On the one hand we have been keen to demonstrate how much of the big society agenda did in fact build on Labour’s record in government. In addition, following the banking and global financial crisis, the voices within the Labour movement that had been arguing for a greater role for co-ops, mutuals and innovative social enterprises emerged more clearly to the forefront.

On the other hand Labour has been distrustful of putting a label on the vast amount of voluntary and community work that is already happening in our communities up and down the country every day. We have also been critical of the ‘big society’ being the ideological driver behind cutting our public services.

For Labour two major criticisms of the big society are apparent.

The first relates to the lack of a framework of support for voluntary sector organisations. It seems that every day more and more stories are hitting the media about cuts to voluntary and community organisations, throwing their very existence into peril. The government has talked about support only in terms of the big society Bank (not yet operational), the Neighbourhood Grant programme and community organisers. But resources allocated so far to the first two of these programmes are small compared with the huge amount of money the government is withdrawing through cuts. Meanwhile, the government’s Transition Fund has already closed and little is yet known about how the community organiser scheme will operate or interact with community workers who are already established, paid or unpaid.

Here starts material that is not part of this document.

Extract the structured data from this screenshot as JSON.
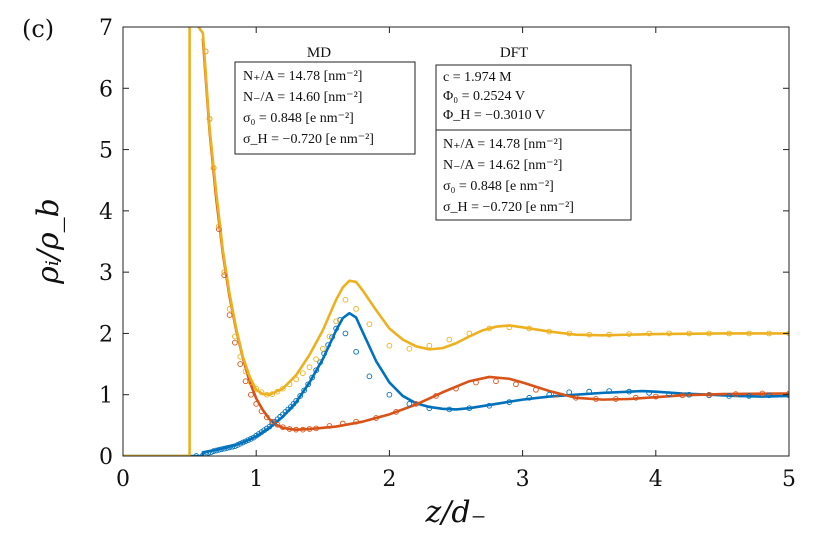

Secondly, there is a lack of acknowledgement from government of the seriousness of problems facing some of our communities compared with others. This is important because communities do not start from a level playing field and the government needs to do far more to recognise that many of the cuts are falling disproportionately on the poorest communities.

Clearly the Tories tapped into something when they began to use the language of the big society. A view that people could volunteer more, should have more say over what happens to and in their area and that different models of delivering public services can be developed.

But such thinking is neither new, nor original. Labour now needs to be bolder in proposing a way forward for our public services in a time of public spending restraint; harnessing the vitality and innovation of the voluntary sector to strengthen service delivery has long been a plank in Labour’s policy agenda. We must harness it again.

Had we as a party and society learned from the Community Development Projects of the 1960s and 1970s, our approach to public services reform in the last parliament may have been different. The 1979 book In and Against the State hinted at the problems of public services being necessary but how they could become non-responsive to local needs and overly bureaucratic:

‘The ways in which we interact with the state are contradictory – they leave many people confused. We seem to need things from the state, such as child care, houses, medical treatment. But what we are given is often shoddy or penny-pinching, and besides, it comes to us in a way that seems to limit our freedom, reduce the control we have over our lives.’

We should be developing an approach based on the view that involving the voluntary and community sector more in public service delivery helps to create more responsive public services that are better geared to meet the needs of the communities they serve. We, too, should recognise the need to make commissioning more community- and user-orientated. The government, however, must acknowledge the complexities existing in our neighbourhoods and the diversity of voices they contain. It is essential that commissioning involves more than listening to those with the loudest voices.

So it’s time for Labour to reclaim the territory of partnership with the voluntary sector and local communities in developing responsive public services. This approach can and should include a strong role for the state in coordinating the commissioning, regulation, funding and standard setting for our public services while supporting service delivery models that put service users at their centre. This means seeing a role for social enterprises as an engine of growth, especially in some of our poorer areas.